Se è vero che il mercato del lavoro italiano sembra conoscere una delle sue stagioni più floride, con una disoccupazione ai minimi storici (7,7%), c’è un dato che non passa inosservato. Ed è il tasso di inattività al 33%. I soggetti senza lavoro, e che neppure lo cercano, sono diminuiti dello 0,8%, ovvero 102mila persone in meno.
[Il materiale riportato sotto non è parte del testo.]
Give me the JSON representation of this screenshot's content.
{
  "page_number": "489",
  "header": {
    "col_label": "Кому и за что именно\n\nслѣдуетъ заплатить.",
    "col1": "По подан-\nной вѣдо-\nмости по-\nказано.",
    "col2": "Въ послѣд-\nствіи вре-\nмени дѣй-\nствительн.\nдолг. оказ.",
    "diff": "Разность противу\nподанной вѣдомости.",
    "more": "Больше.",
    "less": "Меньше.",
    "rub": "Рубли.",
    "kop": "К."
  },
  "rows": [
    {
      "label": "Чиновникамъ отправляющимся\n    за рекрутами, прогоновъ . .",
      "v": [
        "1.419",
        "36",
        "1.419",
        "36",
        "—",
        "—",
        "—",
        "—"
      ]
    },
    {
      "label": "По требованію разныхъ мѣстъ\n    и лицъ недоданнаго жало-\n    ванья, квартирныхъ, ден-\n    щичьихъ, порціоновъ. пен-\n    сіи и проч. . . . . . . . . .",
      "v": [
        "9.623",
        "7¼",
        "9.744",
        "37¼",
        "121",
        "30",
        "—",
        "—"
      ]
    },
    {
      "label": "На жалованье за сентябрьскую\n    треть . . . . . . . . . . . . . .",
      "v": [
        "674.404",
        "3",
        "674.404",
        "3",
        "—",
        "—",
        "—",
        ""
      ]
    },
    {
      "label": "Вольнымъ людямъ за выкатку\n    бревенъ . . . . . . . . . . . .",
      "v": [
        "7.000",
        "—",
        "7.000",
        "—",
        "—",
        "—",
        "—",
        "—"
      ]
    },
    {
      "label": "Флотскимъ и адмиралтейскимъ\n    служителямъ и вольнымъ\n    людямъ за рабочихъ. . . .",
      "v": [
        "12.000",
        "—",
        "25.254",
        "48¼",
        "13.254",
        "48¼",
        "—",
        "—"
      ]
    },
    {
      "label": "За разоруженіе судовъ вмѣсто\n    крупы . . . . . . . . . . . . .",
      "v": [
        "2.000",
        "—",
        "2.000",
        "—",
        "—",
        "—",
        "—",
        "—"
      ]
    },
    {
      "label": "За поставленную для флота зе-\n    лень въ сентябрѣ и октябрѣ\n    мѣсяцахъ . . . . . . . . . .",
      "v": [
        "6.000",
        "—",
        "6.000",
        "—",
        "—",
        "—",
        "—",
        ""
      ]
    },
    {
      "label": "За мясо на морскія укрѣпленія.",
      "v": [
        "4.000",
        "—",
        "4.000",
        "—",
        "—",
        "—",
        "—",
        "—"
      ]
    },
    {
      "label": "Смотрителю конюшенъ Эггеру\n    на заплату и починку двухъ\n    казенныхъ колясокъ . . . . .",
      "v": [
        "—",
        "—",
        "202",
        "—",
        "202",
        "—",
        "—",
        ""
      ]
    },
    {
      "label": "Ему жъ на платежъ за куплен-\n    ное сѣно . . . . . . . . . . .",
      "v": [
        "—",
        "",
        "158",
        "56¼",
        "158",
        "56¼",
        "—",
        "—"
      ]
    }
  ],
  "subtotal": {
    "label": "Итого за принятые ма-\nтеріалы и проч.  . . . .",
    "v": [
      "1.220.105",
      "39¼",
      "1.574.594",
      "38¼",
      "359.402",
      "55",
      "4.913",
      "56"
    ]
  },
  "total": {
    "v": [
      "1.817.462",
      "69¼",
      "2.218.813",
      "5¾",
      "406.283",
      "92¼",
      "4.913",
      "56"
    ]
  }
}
Sono in lieve calo dunque, secondo l’ultimo bollettino Istat sul quarto trimestre 2023, ma il dato è comunque impressionante: parliamo di una persona su tre.
Il dramma dei Neet
Nella composizione degli inattivi vanno inclusi anche i pensionati, quindi quella fetta di popolazione che per ragioni di età è esclusa dalla vita attiva. Il dramma riguarda invece i giovani. E non quelli che non lavorano perché stanno portando a termine gli studi, bensì l’altra parte che non si dedica a nessuna attività. I cosiddetti Neet, “neither in employment or in education or training”, di età compresa tra i 15 e i 34 anni.
Italia maglia nera
La quota di giovani inattivi in Italia raggiunge cifre record rispetto all’Europa. Sono 1,5 milioni quelli under 29 non impegnati in nessun percorso. Salgono invece a 2,2 milioni se si alza la soglia fino a 34 anni. Rappresentano circa il 19% della popolazione in quella fascia di età, rispetto a una media Ue dell’11. Peggio di noi solo la Romania.
Le donne
Tante, troppe, anche le donne fuori dal mercato del lavoro. I dati Istat dicono che quelle tra i 25 e i 34 anni senza un lavoro sono il 31,3%. Ma anche quando il ciclo di studi si è presumibilmente completato, nella fascia 35-49 anni, le donne inattive coprono il 26,5% del totale: una su cinque. Tra i 50 e i 64 anni, la percentuale arriva al 43%. Si salva solo chi ha la laurea, a testimonianza di come il possesso di un titolo di studio elevato limiti i rischi di esclusione dalla vita lavorativa. Le inattive laureate sono il 17%, contro il 36 di chi ha il diploma.